Gene duplications are a common cause of intellectual disabilities and autism as well as various other neurological disorders. In a new study that appears online in the journal Nature, Dr. Huda Zoghbi, professor of molecular and human genetics at Baylor College of Medicine, and director of the Jan and Dan Duncan Neurological Research Institute at Texas Children's Hospital, and her team showed that there is a new potential way to treat such disorders.

Me0CP2 (methyl-CpG-binding protein) is a cellular maestro, that modulates the expression of thousands of other genes in the brain, but its levels must be carefully controlled. Too little of the protein results in Rett syndrome, a childhood neurological disorder characterized by decreased cognition, inability to perform motor functions, particularly with hands, and autism-like behavior.

More than 10 years ago, Zoghbi who is also a Howard Hughes Medical Institute investigator, discovered that MeCP2 is a "Goldilocks" protein - too little causes Rett syndrome, but too much can cause a different neurological problem. The mouse models Zoghbi's lab generated with an extra copy of the MeCP2 gene developed a progressive neurological disorder. She suspected there must be children or adults with analogous neurological problems due to duplication of the MECP2 gene and this proved to be the case. Boys with the MECP2 duplication syndrome suffer from poor muscle tone and motor function, cognitive disability, epilepsy, autistic behaviors, respiratory infections, and premature death.

Once considered rare, it appears that the disorder is more common than previously thought, said Dr. Yehezkel Sztainberg, a post- doctoral fellow in Zoghbi's laboratory and first author of the report.

Now, using both state-of-the-art genetic techniques and a small molecule that can target specific genetic material (in this case the extra MECP2 gene),Zoghbi, Sztainberg and their colleagues have shown that it is possible to reverse the terrible effects of the duplicated gene.

In a series of experiments, they showed that mice engineered to have an extra copy of MECP2 develop all the symptoms of the human disorder. When such mice became fully-symptomatic, deleting the extra MECP2 gene normalized the levels of MeCP2 and reversed many of the phenotypes" providing the proof of principle that the disorder is reversible in adult animals," Sztainberg explained.

However, while deleting the gene proved the concept that the neurological dysfunction in the mice can be reversed, it is not a feasible treatment for human patients. To develop a translational tool, Zoghbi and her colleagues turned to antisense oligonucleotides (or ASOs for short). They found that normalizing the levels of MeCP2 with ASOs largely reversed the behavioral, molecular, and other deficits that plagued the mice. After they treated young adult mice, they used the ASOs in older mice who, by that time, were having many seizures. With treatment, the seizures stopped, said Zoghbi. "That was very encouraging," she said. It meant that the brains of the mice were not permanently damaged and could recover.
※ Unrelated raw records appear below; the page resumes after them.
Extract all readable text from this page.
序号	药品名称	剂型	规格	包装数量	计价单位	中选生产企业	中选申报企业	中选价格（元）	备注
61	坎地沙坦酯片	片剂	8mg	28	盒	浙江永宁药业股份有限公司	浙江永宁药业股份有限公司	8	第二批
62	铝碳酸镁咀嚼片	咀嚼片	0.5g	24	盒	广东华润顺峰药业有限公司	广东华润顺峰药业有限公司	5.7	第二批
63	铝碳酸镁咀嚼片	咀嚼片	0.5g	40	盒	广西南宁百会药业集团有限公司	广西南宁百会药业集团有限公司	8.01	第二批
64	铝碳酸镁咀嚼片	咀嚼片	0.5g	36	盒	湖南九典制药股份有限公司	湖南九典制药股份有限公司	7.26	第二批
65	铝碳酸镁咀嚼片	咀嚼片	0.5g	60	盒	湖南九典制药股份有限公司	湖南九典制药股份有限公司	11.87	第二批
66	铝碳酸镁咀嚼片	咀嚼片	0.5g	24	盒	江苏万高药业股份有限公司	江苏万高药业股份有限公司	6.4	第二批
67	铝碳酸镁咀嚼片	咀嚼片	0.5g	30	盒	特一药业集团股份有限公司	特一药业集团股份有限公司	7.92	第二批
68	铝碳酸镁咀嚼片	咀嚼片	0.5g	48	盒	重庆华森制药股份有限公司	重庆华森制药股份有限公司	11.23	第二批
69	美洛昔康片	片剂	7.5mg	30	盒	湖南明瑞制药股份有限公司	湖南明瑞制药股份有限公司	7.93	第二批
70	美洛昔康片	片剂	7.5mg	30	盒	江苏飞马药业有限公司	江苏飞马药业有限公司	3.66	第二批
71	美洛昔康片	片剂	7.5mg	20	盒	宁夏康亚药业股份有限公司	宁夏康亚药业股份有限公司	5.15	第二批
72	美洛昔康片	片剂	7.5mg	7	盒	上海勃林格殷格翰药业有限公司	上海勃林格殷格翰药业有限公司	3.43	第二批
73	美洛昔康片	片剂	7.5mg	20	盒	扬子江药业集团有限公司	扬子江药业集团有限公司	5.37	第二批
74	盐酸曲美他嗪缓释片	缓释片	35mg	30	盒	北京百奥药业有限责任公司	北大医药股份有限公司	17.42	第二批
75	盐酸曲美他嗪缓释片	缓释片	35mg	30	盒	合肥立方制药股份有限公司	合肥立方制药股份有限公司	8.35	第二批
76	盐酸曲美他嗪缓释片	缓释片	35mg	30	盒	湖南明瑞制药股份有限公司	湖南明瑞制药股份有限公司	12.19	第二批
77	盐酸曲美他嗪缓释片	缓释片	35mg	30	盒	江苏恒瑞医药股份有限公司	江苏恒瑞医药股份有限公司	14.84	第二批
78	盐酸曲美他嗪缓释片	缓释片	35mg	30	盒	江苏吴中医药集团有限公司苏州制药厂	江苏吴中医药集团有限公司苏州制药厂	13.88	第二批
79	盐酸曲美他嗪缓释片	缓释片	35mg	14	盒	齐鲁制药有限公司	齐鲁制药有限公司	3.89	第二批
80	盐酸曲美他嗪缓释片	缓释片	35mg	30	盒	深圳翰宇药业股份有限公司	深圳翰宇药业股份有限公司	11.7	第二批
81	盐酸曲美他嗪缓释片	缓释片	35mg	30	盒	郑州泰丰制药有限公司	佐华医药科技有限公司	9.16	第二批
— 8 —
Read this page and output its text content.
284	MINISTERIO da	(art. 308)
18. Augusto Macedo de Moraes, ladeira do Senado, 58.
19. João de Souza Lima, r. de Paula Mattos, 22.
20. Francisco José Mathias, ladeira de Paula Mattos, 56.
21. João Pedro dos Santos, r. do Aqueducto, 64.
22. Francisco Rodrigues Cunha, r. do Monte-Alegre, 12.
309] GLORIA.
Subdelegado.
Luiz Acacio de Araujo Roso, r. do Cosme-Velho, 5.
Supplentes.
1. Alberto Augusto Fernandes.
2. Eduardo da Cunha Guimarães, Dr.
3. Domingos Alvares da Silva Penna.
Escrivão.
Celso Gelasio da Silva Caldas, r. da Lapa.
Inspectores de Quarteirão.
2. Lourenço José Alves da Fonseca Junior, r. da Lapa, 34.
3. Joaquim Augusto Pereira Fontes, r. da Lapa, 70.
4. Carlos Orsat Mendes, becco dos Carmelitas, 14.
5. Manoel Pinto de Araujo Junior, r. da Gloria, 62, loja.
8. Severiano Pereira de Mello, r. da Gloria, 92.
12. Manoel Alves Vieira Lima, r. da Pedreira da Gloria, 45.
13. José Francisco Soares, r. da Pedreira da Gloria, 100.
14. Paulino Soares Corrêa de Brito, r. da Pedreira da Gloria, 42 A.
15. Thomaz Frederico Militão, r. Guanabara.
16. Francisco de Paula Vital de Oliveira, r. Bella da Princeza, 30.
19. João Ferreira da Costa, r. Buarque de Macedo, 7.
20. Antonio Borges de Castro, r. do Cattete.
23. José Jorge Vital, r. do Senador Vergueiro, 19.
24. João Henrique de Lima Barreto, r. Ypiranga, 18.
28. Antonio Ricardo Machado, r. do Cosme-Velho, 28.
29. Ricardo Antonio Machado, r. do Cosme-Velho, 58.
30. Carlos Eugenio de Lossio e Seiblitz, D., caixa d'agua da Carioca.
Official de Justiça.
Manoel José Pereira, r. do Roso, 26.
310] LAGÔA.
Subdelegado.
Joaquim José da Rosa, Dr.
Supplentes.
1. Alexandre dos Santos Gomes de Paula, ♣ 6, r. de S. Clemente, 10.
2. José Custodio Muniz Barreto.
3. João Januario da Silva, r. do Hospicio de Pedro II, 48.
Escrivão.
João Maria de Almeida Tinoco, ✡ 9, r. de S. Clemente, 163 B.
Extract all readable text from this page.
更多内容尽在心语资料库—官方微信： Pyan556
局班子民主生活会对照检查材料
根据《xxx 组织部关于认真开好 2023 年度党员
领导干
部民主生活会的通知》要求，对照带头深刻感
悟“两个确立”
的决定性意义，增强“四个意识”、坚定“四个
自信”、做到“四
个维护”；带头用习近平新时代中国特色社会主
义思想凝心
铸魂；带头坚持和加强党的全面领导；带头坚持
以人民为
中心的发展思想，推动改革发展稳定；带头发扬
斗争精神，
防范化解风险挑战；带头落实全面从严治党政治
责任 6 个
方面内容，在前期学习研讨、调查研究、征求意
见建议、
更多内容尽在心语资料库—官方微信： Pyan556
ASOs are being tested in individuals with spinal muscular atrophy, a devastating genetic disorder, providing hope that this approach can be used in human MECP2 duplications in the future.

ASOs take advantage of the most basic biology of genetics - the base adenine (A) always seeks out and pairs with the base thymine (T) in DNA or uracil (U) in RNA and cytosine (C) pairs with guanine (G). When these antisense oligonucleotides (or small chemically modified nucleic acids) pair up with messenger RNA that has been transcribed from a gene, they silence the message, correcting the deficit caused by excess MeCP2 protein. In other words, the antisense base pairs seek out their natural partners and silence the extra gene.

"Now it's translational," said Sztainberg. The antisense treatment was developed in collaboration with Isis Pharmaceuticals and targets the human copy of the gene. Zoghbi hastened to add: "More work must be done in the animal model before we consider clinical trials. The additional experiments are to determine how to titrate and monitor the dose of ASOs to safely normalize MeCP2 levels without lowering them below the normal range to avoid causing Rett-like symptoms."

The antisense approach has potential for treating other disorders in which there is duplication of genetic material by targeting genes in the critical regions, said Sztainberg. Among these are autism and intellectual disabilities, Charcot-Marie-Tooth disease, Potocki-Lupski syndrome, as well as Down syndrome, the most common of these disorders, Sztainbergsaid. Treating Down syndrome, in which an entire chromosome is duplicated, would require determining the critical gene(s).

"Down syndrome is the prototypical gene dosage disorder," said Zoghbi. While the disorder results from a duplication of an entire chromosome, using antisense oligonucleotides to knock down some of the critical genes that affect learning and memory as well as dementia could prove important.